Although the USDA database still lists some details of puppy mills and the people associated with them, they no longer link this list with any investigations or violations that may have occurred. This censorship makes it extremely difficult for someone wanting to responsibly purchase a dog to know if they are dealing with a reputable seller.

“Information that used to be public has now been removed,” said Corey Roscoe, Ohio State Director of the Humane Society of the United States (HSUS).

These redactions are relatively new – up until the start of 2017, the inspection reports were available online, allowing anyone to easily access them and identify the worst breeders and details of their violations. It was only after President Trump came into office that this information was removed.

When questioned about why the database has been altered, the USDA merely state that as part of the privacy act they are “required to redact licensee information to protect personal information.”

However, Corey Roscoe disagrees, saying, “Puppy mills are not only an animal welfare crisis, they’re also a consumer protection issue.”

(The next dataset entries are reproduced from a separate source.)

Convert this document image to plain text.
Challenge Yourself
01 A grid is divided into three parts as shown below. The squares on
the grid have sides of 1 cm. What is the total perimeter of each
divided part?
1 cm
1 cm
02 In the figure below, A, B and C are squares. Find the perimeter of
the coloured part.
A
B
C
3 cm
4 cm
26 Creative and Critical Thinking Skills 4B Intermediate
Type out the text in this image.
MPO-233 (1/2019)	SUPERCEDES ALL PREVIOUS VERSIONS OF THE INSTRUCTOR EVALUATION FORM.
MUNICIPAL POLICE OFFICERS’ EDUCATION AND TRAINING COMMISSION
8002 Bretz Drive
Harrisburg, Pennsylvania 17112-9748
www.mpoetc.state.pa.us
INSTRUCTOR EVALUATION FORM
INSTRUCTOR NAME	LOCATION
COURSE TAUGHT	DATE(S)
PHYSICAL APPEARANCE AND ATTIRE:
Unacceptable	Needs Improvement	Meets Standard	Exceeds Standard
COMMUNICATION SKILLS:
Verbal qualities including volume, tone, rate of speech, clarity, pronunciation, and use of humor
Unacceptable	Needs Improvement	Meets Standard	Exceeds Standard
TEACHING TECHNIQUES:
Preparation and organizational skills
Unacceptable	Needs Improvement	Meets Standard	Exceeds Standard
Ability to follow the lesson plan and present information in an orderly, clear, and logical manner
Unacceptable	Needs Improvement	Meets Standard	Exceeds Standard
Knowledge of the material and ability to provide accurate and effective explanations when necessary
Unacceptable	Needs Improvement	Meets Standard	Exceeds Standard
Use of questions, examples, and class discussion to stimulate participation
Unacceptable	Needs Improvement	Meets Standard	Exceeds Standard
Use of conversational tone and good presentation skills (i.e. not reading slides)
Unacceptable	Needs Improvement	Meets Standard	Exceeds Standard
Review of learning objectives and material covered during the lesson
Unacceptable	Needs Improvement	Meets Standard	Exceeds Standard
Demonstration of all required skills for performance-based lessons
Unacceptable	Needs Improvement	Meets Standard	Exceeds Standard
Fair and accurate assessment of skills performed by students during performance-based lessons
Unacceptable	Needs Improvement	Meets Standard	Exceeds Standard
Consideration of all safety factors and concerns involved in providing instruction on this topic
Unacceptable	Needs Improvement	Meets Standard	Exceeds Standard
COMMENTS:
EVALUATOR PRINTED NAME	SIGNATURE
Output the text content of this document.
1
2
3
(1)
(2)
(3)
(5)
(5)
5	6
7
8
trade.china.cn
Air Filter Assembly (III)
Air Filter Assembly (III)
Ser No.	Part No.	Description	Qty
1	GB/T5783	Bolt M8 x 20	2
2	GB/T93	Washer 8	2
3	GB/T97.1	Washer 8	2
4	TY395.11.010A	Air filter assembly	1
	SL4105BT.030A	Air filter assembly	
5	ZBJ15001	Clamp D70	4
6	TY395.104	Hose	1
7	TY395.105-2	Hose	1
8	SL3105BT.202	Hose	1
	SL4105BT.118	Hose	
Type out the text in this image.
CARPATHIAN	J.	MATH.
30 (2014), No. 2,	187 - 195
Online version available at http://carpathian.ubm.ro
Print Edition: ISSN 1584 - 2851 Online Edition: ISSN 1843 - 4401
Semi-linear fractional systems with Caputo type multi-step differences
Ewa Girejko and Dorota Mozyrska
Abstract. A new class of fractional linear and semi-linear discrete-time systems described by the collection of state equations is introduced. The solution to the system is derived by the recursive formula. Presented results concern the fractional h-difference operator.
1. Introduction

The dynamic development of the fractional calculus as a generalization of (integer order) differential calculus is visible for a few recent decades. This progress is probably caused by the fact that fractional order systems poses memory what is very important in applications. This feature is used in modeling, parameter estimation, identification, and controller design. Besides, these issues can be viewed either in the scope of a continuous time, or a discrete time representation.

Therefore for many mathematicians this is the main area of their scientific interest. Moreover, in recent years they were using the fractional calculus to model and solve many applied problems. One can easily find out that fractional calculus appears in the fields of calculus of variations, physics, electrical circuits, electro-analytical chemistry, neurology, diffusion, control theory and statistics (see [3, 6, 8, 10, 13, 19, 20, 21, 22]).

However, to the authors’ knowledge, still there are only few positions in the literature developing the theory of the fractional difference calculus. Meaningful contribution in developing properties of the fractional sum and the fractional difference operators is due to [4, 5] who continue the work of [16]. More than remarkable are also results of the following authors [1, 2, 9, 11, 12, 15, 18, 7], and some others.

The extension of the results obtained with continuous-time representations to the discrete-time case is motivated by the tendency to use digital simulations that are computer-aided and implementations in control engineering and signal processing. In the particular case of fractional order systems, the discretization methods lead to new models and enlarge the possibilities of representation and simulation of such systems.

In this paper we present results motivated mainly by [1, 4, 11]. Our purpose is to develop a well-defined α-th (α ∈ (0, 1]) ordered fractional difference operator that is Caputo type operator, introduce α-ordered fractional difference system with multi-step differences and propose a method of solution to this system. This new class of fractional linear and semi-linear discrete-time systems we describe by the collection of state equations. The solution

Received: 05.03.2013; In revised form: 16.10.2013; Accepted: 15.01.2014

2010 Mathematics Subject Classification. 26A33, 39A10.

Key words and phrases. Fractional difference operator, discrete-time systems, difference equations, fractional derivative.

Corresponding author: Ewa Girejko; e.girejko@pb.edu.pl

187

It is widely known that dogs living in puppy mills endure standards well below minimum welfare – forced to live in tiny, overcrowded, filthy cages, with subpar access to food, water and shelter. Often they receive no veterinary care and are unable to express natural behaviours.

Every year the HSUS publish the ‘Horrible 100‘ puppy mill report, but this year, they won’t be able to garner the information needed to expose the worst breeders and animal abusers in the country.

Right now, HSUS is pursuing legal action, pushing for more transparency. This redaction of information seriously hampers their efforts to improve conditions for mass-bred animals, along with many other animal welfare and rescue organizations, who are also calling upon the USDA to make the information available publicly again.

“Nobody is benefitting from this purge of animal welfare inspection reports except the people who don’t want anyone to know what they did,” said John Goodwin, senior director of HSUS’s Stop Puppy Mills campaign.

Many states or counties, such as San Francisco, have local laws in place that prohibit the sale of puppies from anywhere other than shelters.

As always, the only way to ensure you are not purchasing from a puppy mill is to adopt from shelters and rescue centers, where hordes of beautiful animals are in desperate need of a loving home.